Wage Garnishment
A court- or agency-ordered deduction taken directly from a debtor's paycheck to satisfy a debt.
Wage garnishment means a creditor gets to pull money directly out of your paycheck — but usually only after they’ve sued you and won a judgment. Once an employer gets a valid garnishment order, they’re legally required to withhold the specified amount from every check and send it off, until the debt’s paid or the order is lifted.
For most everyday debts — credit cards, medical bills, personal loans — a creditor can’t touch your wages without going to court and winning first. A few players get to skip that step entirely: the IRS, federal student loan holders, and child-support agencies can all garnish wages through their own administrative process, no lawsuit required.
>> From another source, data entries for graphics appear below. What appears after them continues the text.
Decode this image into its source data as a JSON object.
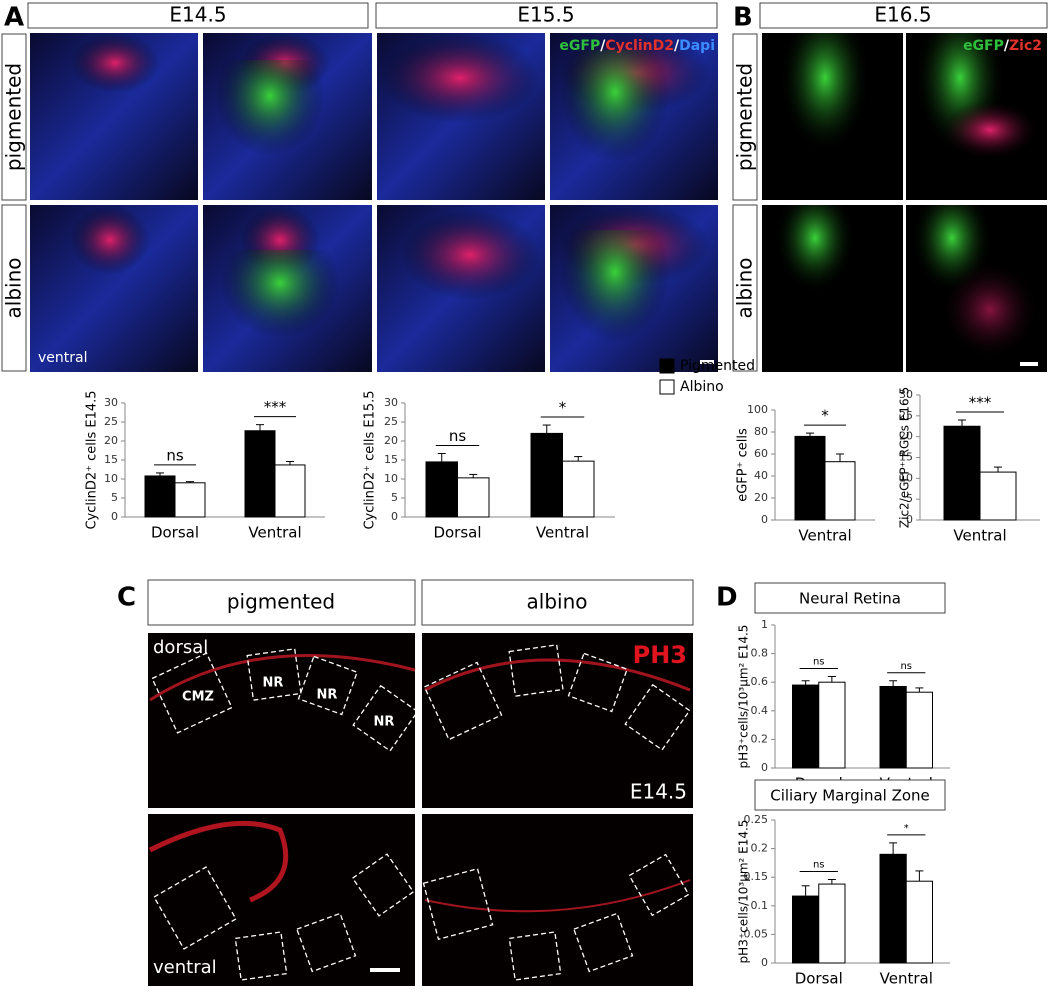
{
  "figure": {
    "A": {
      "letter": "A",
      "headers": [
        "E14.5",
        "E15.5"
      ],
      "rows": [
        "pigmented",
        "albino"
      ],
      "corner": "ventral",
      "overlay": [
        "eGFP",
        "/",
        "CyclinD2",
        "/",
        "Dapi"
      ]
    },
    "B": {
      "letter": "B",
      "header": "E16.5",
      "rows": [
        "pigmented",
        "albino"
      ],
      "overlay": [
        "eGFP",
        "/",
        "Zic2"
      ]
    },
    "C": {
      "letter": "C",
      "headers": [
        "pigmented",
        "albino"
      ],
      "dorsal": "dorsal",
      "ventral": "ventral",
      "boxes": [
        "CMZ",
        "NR",
        "NR",
        "NR"
      ],
      "stain": "PH3",
      "stage": "E14.5"
    },
    "D": {
      "letter": "D"
    }
  },
  "chart_data": [
    {
      "type": "bar",
      "y_label": "CyclinD2⁺ cells E14.5",
      "categories": [
        "Dorsal",
        "Ventral"
      ],
      "series": [
        {
          "name": "Pigmented",
          "color": "#000000",
          "values": [
            10.8,
            22.7
          ],
          "errors": [
            0.8,
            1.6
          ]
        },
        {
          "name": "Albino",
          "color": "#ffffff",
          "values": [
            9,
            13.7
          ],
          "errors": [
            0.3,
            0.9
          ]
        }
      ],
      "annotations": [
        "ns",
        "***"
      ],
      "ylim": [
        0,
        30
      ],
      "yticks": [
        0,
        5,
        10,
        15,
        20,
        25,
        30
      ]
    },
    {
      "type": "bar",
      "y_label": "CyclinD2⁺ cells E15.5",
      "categories": [
        "Dorsal",
        "Ventral"
      ],
      "series": [
        {
          "name": "Pigmented",
          "color": "#000000",
          "values": [
            14.5,
            22
          ],
          "errors": [
            2.2,
            2.2
          ]
        },
        {
          "name": "Albino",
          "color": "#ffffff",
          "values": [
            10.3,
            14.7
          ],
          "errors": [
            0.9,
            1.2
          ]
        }
      ],
      "annotations": [
        "ns",
        "*"
      ],
      "ylim": [
        0,
        30
      ],
      "yticks": [
        0,
        5,
        10,
        15,
        20,
        25,
        30
      ],
      "legend": "right"
    },
    {
      "type": "bar",
      "y_label": "eGFP⁺ cells",
      "categories": [
        "Ventral"
      ],
      "series": [
        {
          "name": "Pigmented",
          "color": "#000000",
          "values": [
            76
          ],
          "errors": [
            3
          ]
        },
        {
          "name": "Albino",
          "color": "#ffffff",
          "values": [
            53
          ],
          "errors": [
            7
          ]
        }
      ],
      "annotations": [
        "*"
      ],
      "ylim": [
        0,
        100
      ],
      "yticks": [
        0,
        20,
        40,
        60,
        80,
        100
      ]
    },
    {
      "type": "bar",
      "y_label": "Zic2/eGFP⁺ RGCs E16.5",
      "categories": [
        "Ventral"
      ],
      "series": [
        {
          "name": "Pigmented",
          "color": "#000000",
          "values": [
            22.5
          ],
          "errors": [
            1.5
          ]
        },
        {
          "name": "Albino",
          "color": "#ffffff",
          "values": [
            11.5
          ],
          "errors": [
            1.2
          ]
        }
      ],
      "annotations": [
        "***"
      ],
      "ylim": [
        0,
        30
      ],
      "yticks": [
        0,
        5,
        10,
        15,
        20,
        25,
        30
      ]
    },
    {
      "type": "bar",
      "title": "Neural Retina",
      "y_label": "pH3⁺cells/10³µm² E14.5",
      "categories": [
        "Dorsal",
        "Ventral"
      ],
      "series": [
        {
          "name": "Pigmented",
          "color": "#000000",
          "values": [
            0.58,
            0.57
          ],
          "errors": [
            0.03,
            0.04
          ]
        },
        {
          "name": "Albino",
          "color": "#ffffff",
          "values": [
            0.6,
            0.53
          ],
          "errors": [
            0.04,
            0.03
          ]
        }
      ],
      "annotations": [
        "ns",
        "ns"
      ],
      "ylim": [
        0,
        1
      ],
      "yticks": [
        0,
        0.2,
        0.4,
        0.6,
        0.8,
        1
      ]
    },
    {
      "type": "bar",
      "title": "Ciliary Marginal Zone",
      "y_label": "pH3⁺cells/10³µm² E14.5",
      "categories": [
        "Dorsal",
        "Ventral"
      ],
      "series": [
        {
          "name": "Pigmented",
          "color": "#000000",
          "values": [
            0.117,
            0.19
          ],
          "errors": [
            0.018,
            0.02
          ]
        },
        {
          "name": "Albino",
          "color": "#ffffff",
          "values": [
            0.138,
            0.143
          ],
          "errors": [
            0.008,
            0.018
          ]
        }
      ],
      "annotations": [
        "ns",
        "*"
      ],
      "ylim": [
        0,
        0.25
      ],
      "yticks": [
        0,
        0.05,
        0.1,
        0.15,
        0.2,
        0.25
      ]
    }
  ]
}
Federal law puts a ceiling on how much can actually be taken for most judgment debts: the lesser of 25% of your disposable earnings, or whatever’s left once your weekly pay clears 30 times the federal minimum wage. “Disposable earnings” means after taxes and Social Security come out — not your gross pay, and not after voluntary deductions like insurance or a retirement contribution come out too.
A lot of states go further than that federal floor. A handful — Texas, Pennsylvania, North Carolina, and South Carolina among them — don’t allow wage garnishment for ordinary consumer debt at all, with the usual exceptions for taxes and child support. This site’s state-specific figures are being verified and rolled out state by state, but the federal floor above always applies as the baseline no matter where you live.
Frequently asked
- Can my wages be garnished without a court hearing?
- For most private debts, no — a creditor has to sue you and win first. Federal tax debt, federal student loans, and child support are the exceptions; those can be garnished administratively, without a new court order.
- Can I be fired for having my wages garnished?
- No — federal law (Title III of the Consumer Credit Protection Act) makes it illegal for an employer to fire you over a single wage garnishment. It doesn't protect you if you end up with multiple garnishments from different debts, though.